Model extraction attacks have become one of the primary threats facing Machine Learning as a Service (MLaaS) platforms. Attackers query black-box models via APIs and utilize returned predictions to train functionally similar surrogate models, thereby stealing the model's intellectual property.
Existing defense methods fall into two categories:
Passive Defense: Detects malicious queries or performs post-hoc verification using watermarks, but relies on prior knowledge with limited effectiveness
Active Defense: Prevents extraction through output perturbation or increased query costs, but incurs significant computational overhead and may be circumvented by advanced attacks
Traditional defense methods suffer from an arms race problem. This paper proposes a novel "attack as defense" paradigm that proactively attacks surrogate models to compromise their functionality, creating a strong deterrent against attackers.

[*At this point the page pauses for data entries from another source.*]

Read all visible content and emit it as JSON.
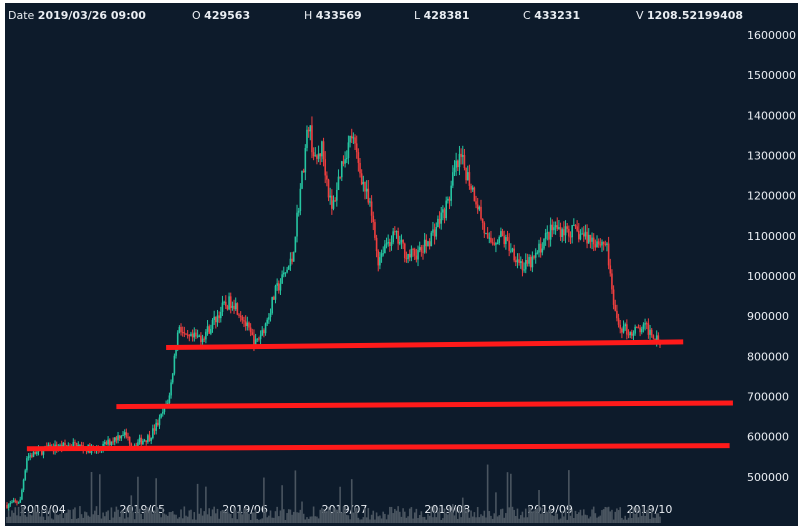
{
  "ohlc_bar": {
    "date_label": "Date",
    "date_value": "2019/03/26 09:00",
    "open_label": "O",
    "open_value": "429563",
    "high_label": "H",
    "high_value": "433569",
    "low_label": "L",
    "low_value": "428381",
    "close_label": "C",
    "close_value": "433231",
    "volume_label": "V",
    "volume_value": "1208.52199408"
  },
  "colors": {
    "background": "#0d1b2b",
    "up": "#26c6a2",
    "down": "#ef3f3f",
    "volume": "#4a5560",
    "trendline": "#ff1a1a",
    "text": "#e9edf2"
  },
  "chart_data": {
    "type": "candlestick",
    "title": "",
    "xlabel": "",
    "ylabel": "",
    "ylim": [
      440000,
      1620000
    ],
    "y_ticks": [
      500000,
      600000,
      700000,
      800000,
      900000,
      1000000,
      1100000,
      1200000,
      1300000,
      1400000,
      1500000,
      1600000
    ],
    "y_tick_labels": [
      "500000",
      "600000",
      "700000",
      "800000",
      "900000",
      "1000000",
      "1100000",
      "1200000",
      "1300000",
      "1400000",
      "1500000",
      "1600000"
    ],
    "x_tick_labels": [
      "2019/04",
      "2019/05",
      "2019/06",
      "2019/07",
      "2019/08",
      "2019/09",
      "2019/10"
    ],
    "x_tick_dates": [
      "2019-04-01",
      "2019-05-01",
      "2019-06-01",
      "2019-07-01",
      "2019-08-01",
      "2019-09-01",
      "2019-10-01"
    ],
    "x_range": [
      "2019-03-26",
      "2019-10-09"
    ],
    "anchors": [
      [
        "2019-03-26",
        430000
      ],
      [
        "2019-03-30",
        440000
      ],
      [
        "2019-04-01",
        550000
      ],
      [
        "2019-04-07",
        570000
      ],
      [
        "2019-04-15",
        580000
      ],
      [
        "2019-04-22",
        565000
      ],
      [
        "2019-04-30",
        610000
      ],
      [
        "2019-05-03",
        580000
      ],
      [
        "2019-05-08",
        600000
      ],
      [
        "2019-05-11",
        640000
      ],
      [
        "2019-05-14",
        700000
      ],
      [
        "2019-05-16",
        830000
      ],
      [
        "2019-05-17",
        880000
      ],
      [
        "2019-05-19",
        840000
      ],
      [
        "2019-05-24",
        850000
      ],
      [
        "2019-05-26",
        870000
      ],
      [
        "2019-05-30",
        920000
      ],
      [
        "2019-06-02",
        940000
      ],
      [
        "2019-06-05",
        900000
      ],
      [
        "2019-06-07",
        860000
      ],
      [
        "2019-06-09",
        830000
      ],
      [
        "2019-06-12",
        880000
      ],
      [
        "2019-06-15",
        960000
      ],
      [
        "2019-06-20",
        1040000
      ],
      [
        "2019-06-22",
        1180000
      ],
      [
        "2019-06-25",
        1380000
      ],
      [
        "2019-06-27",
        1280000
      ],
      [
        "2019-06-29",
        1320000
      ],
      [
        "2019-07-02",
        1160000
      ],
      [
        "2019-07-05",
        1280000
      ],
      [
        "2019-07-08",
        1350000
      ],
      [
        "2019-07-10",
        1280000
      ],
      [
        "2019-07-14",
        1150000
      ],
      [
        "2019-07-16",
        1040000
      ],
      [
        "2019-07-18",
        1080000
      ],
      [
        "2019-07-21",
        1100000
      ],
      [
        "2019-07-25",
        1050000
      ],
      [
        "2019-07-29",
        1060000
      ],
      [
        "2019-08-01",
        1100000
      ],
      [
        "2019-08-06",
        1180000
      ],
      [
        "2019-08-08",
        1260000
      ],
      [
        "2019-08-10",
        1290000
      ],
      [
        "2019-08-12",
        1250000
      ],
      [
        "2019-08-15",
        1180000
      ],
      [
        "2019-08-18",
        1080000
      ],
      [
        "2019-08-22",
        1100000
      ],
      [
        "2019-08-25",
        1070000
      ],
      [
        "2019-08-29",
        1020000
      ],
      [
        "2019-09-01",
        1040000
      ],
      [
        "2019-09-04",
        1090000
      ],
      [
        "2019-09-07",
        1120000
      ],
      [
        "2019-09-13",
        1110000
      ],
      [
        "2019-09-19",
        1090000
      ],
      [
        "2019-09-23",
        1080000
      ],
      [
        "2019-09-24",
        990000
      ],
      [
        "2019-09-26",
        880000
      ],
      [
        "2019-09-30",
        860000
      ],
      [
        "2019-10-05",
        870000
      ],
      [
        "2019-10-09",
        842000
      ]
    ],
    "trendlines": [
      {
        "from": [
          "2019-05-13",
          822000
        ],
        "to": [
          "2019-10-16",
          836000
        ]
      },
      {
        "from": [
          "2019-04-28",
          675000
        ],
        "to": [
          "2019-10-31",
          684000
        ]
      },
      {
        "from": [
          "2019-04-01",
          570000
        ],
        "to": [
          "2019-10-30",
          578000
        ]
      }
    ]
  }
}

Novel Defense Paradigm: First to propose the "attack as defense" defense paradigm, proactively conducting backdoor attacks against surrogate models
HoneypotNet Method: Designs a lightweight honeypot layer replacing the original classification layer, generating toxic probability vectors through bilevel optimization
Trigger-free Backdoor: Innovatively employs Universal Adversarial Perturbations (UAP) as backdoor triggers, eliminating the need for explicit trigger injection into images
Dual Functionality: Injected backdoors enable both ownership verification and surrogate model functionality destruction, creating a strong deterrent effect
Experimental Validation: Validates method effectiveness on four benchmark datasets with attack success rates ranging from 56.99% to 92.35%
Using Cognitive Distillation (CD) detection methods, results show that L1 norm distributions of clean and backdoored samples are highly similar, indicating excellent stealthiness of UAP triggers.
Testing against Reconstructive Neuron Pruning (RNP) defense demonstrates that ASR remains at high levels even after pruning, showing backdoor robustness.

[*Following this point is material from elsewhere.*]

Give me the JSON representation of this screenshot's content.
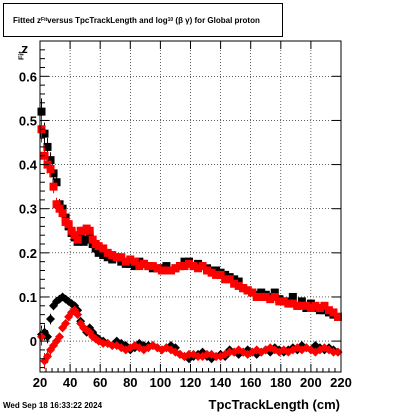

The paper cites important works in machine learning security, model extraction attacks and defenses, and backdoor attacks, providing a solid theoretical foundation for the research.
Overall Assessment: The HoneypotNet method proposed in this paper holds significant innovative value in the field of model extraction defense. The "attack as defense" approach opens new research directions for this field. The technical implementation is ingenious, experimental evaluation is comprehensive, and it possesses high academic and practical value. While there is room for improvement in theoretical analysis and certain technical details, overall this is a high-quality research work.